The Bloodhound SSC project, which aims to make a 1000mph land speed record car, will reach another milestone on Wednesday when its rocket system is tested in its entirety for the first time.
Richard Noble’s team will test-fire the rocket at Newquay Cornwall Airport as part of the propulsion system’s development programme. Combined with a jet engine aboard the Bloodhound SSC record car, it is hoped the rocket will help send the car and its driver, Andy Green, to more than 1000mph in South Africa late next year.
According to Bloodhound’s rocket engineer Dan Jubb, the test is the biggest rocket firing in the UK for more than 20 years, and the most accessible to the public since the early stages of NASA’s Apollo programme.
The test will be streamed online at bloodhoundssc.com/rocket.
Bloodhound’s rocket system is called a hybrid because, unusually, it uses a solid fuel (a synthetic rubber) and a liquid oxidiser (High Test Peroxide).
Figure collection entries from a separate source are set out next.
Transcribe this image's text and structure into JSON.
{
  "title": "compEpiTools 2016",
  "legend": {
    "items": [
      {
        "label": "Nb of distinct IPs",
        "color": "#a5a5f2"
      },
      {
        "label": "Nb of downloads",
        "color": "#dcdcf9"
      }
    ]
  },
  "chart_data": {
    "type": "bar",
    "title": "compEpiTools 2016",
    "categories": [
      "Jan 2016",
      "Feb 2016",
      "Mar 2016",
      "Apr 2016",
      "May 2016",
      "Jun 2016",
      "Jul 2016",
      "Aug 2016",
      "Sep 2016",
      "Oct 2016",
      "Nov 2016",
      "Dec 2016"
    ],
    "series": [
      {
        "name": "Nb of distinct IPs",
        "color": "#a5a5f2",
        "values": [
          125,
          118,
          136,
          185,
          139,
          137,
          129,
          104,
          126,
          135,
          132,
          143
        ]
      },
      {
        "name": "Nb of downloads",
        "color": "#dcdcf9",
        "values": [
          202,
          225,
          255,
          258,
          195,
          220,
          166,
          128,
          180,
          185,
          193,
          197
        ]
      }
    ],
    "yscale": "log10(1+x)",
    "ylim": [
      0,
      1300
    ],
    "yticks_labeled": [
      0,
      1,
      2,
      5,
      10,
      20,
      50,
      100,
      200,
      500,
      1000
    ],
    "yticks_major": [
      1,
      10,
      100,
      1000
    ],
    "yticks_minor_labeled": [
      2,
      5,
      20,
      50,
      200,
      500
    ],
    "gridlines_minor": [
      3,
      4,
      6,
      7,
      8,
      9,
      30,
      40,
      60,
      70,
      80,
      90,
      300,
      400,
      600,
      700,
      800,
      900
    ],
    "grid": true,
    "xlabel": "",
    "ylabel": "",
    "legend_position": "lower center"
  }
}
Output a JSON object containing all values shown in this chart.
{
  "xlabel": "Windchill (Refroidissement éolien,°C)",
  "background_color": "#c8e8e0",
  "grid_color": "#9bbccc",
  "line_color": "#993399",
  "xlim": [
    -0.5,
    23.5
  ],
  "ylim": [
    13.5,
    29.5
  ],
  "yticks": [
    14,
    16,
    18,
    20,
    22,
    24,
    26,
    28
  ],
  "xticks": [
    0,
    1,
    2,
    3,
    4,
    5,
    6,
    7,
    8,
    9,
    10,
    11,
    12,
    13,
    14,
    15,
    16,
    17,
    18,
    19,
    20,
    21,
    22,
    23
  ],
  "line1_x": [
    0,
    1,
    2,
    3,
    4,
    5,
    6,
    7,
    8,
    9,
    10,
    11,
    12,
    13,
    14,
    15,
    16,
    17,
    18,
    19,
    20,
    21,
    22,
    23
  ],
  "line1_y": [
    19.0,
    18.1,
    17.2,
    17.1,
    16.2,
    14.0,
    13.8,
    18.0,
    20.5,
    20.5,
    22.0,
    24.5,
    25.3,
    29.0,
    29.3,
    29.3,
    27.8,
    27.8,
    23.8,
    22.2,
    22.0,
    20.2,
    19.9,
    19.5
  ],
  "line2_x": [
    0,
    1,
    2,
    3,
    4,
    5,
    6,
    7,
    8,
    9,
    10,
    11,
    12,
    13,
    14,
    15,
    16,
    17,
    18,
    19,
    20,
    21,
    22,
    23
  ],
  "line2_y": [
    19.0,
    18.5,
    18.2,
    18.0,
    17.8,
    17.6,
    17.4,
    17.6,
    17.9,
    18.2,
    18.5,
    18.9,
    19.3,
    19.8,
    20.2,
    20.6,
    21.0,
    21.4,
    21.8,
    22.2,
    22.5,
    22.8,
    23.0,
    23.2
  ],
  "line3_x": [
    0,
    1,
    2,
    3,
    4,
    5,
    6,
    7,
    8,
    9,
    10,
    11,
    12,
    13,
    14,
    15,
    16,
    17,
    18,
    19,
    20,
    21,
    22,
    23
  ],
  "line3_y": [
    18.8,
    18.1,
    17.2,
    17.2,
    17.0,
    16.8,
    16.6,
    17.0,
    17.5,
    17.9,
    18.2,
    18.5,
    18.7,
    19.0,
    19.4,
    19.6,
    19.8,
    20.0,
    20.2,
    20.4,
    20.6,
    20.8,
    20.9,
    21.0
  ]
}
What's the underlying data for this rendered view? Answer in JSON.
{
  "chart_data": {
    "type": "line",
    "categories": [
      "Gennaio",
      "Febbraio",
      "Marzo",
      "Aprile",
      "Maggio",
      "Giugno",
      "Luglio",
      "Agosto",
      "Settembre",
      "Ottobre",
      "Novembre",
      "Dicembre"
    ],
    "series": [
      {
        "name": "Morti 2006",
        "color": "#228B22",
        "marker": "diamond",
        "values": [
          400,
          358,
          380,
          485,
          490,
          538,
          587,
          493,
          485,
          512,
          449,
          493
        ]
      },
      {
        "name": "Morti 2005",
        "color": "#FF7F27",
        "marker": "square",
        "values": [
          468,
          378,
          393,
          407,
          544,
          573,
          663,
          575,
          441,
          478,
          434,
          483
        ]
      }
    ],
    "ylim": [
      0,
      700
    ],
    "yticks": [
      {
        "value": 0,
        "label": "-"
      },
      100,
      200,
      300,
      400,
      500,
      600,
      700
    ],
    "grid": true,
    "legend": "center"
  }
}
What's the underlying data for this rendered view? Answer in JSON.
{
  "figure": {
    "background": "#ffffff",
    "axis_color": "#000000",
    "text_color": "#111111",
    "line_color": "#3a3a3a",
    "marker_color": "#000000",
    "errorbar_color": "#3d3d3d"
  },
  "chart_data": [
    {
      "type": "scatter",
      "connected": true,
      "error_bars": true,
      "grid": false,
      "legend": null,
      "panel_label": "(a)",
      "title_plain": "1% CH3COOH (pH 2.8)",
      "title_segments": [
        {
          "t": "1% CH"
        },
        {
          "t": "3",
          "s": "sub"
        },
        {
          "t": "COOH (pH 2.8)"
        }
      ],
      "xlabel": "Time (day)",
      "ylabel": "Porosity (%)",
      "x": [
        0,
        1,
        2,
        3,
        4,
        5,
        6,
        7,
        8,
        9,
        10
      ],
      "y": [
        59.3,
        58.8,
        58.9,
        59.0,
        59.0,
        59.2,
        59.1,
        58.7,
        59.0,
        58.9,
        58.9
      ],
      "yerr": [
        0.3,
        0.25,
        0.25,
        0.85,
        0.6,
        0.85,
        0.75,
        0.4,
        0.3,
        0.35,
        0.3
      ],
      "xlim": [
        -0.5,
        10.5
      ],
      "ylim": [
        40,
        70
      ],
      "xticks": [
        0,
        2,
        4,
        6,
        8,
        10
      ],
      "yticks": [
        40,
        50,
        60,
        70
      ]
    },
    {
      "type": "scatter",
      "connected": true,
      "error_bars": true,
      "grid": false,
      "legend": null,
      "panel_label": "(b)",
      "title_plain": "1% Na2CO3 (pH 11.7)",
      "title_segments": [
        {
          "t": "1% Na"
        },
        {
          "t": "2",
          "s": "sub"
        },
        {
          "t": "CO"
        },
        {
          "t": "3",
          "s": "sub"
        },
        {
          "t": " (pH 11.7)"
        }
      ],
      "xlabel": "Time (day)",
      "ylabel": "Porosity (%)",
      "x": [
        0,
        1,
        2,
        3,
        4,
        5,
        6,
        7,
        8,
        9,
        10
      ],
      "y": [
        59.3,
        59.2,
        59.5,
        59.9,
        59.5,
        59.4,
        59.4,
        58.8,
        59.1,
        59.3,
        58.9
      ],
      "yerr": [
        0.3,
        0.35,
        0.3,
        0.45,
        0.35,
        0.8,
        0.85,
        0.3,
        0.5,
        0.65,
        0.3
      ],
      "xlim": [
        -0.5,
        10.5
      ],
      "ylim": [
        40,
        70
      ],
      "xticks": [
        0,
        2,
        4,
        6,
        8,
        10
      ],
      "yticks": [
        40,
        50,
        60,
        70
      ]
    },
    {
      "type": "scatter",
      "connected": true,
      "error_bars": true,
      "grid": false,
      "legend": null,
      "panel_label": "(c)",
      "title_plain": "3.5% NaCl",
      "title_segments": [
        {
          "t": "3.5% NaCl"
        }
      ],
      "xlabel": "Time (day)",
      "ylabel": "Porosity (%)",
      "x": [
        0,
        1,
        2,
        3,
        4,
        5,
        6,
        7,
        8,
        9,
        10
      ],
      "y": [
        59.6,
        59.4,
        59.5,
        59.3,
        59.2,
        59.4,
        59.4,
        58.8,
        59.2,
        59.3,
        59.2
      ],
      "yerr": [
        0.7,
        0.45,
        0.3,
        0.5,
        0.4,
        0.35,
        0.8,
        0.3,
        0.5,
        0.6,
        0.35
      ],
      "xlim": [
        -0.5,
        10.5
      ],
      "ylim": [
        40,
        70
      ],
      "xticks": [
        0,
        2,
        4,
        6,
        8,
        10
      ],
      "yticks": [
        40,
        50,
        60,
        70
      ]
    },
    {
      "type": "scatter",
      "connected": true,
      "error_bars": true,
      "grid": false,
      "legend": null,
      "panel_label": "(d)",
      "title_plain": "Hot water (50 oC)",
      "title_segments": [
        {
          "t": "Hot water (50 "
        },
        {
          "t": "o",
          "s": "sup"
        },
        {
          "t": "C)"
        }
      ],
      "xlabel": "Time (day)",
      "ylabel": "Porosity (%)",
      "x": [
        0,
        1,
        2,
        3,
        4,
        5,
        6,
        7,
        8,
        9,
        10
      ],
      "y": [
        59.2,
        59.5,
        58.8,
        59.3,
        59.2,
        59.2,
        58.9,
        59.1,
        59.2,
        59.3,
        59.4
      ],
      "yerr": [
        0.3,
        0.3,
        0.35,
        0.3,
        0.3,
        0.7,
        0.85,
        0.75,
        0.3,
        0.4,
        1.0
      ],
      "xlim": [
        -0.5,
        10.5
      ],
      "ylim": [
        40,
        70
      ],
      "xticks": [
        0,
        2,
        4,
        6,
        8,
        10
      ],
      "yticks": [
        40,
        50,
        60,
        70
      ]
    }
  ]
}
Most rockets are either entirely solid or liquidly fuelled, but each brings its own problems with shutting them down.
A hybrid rocket, however, should just turn off cleanly if the HTP supply is stopped, as it may need to be during the record runs.
During the attempt, Bloodhound SSC will use a EJ200 Eurofighter Typhoon engine, making 20,000lbf of thrust, to reach around 230mph, at which point Green will begin the rocket firing sequence.
Wednesday’s rocket firing is the first of four such tests, each building closer to a full power test, at which point the rocket will make 25,000lbf of thrust for 20 seconds.
Just as significantly, Bloodhound has recently secured sufficient funding to finish building the record car. The total, about £8.5m over the past four years, is enough to keep a Formula 1 team in business for about a fortnight.
The Bloodhound team is content that, now the car can be finished, additional funds to take it to South Africa and complete the runs will surely follow. They aim to attempt the record late next year, or very early in 2014.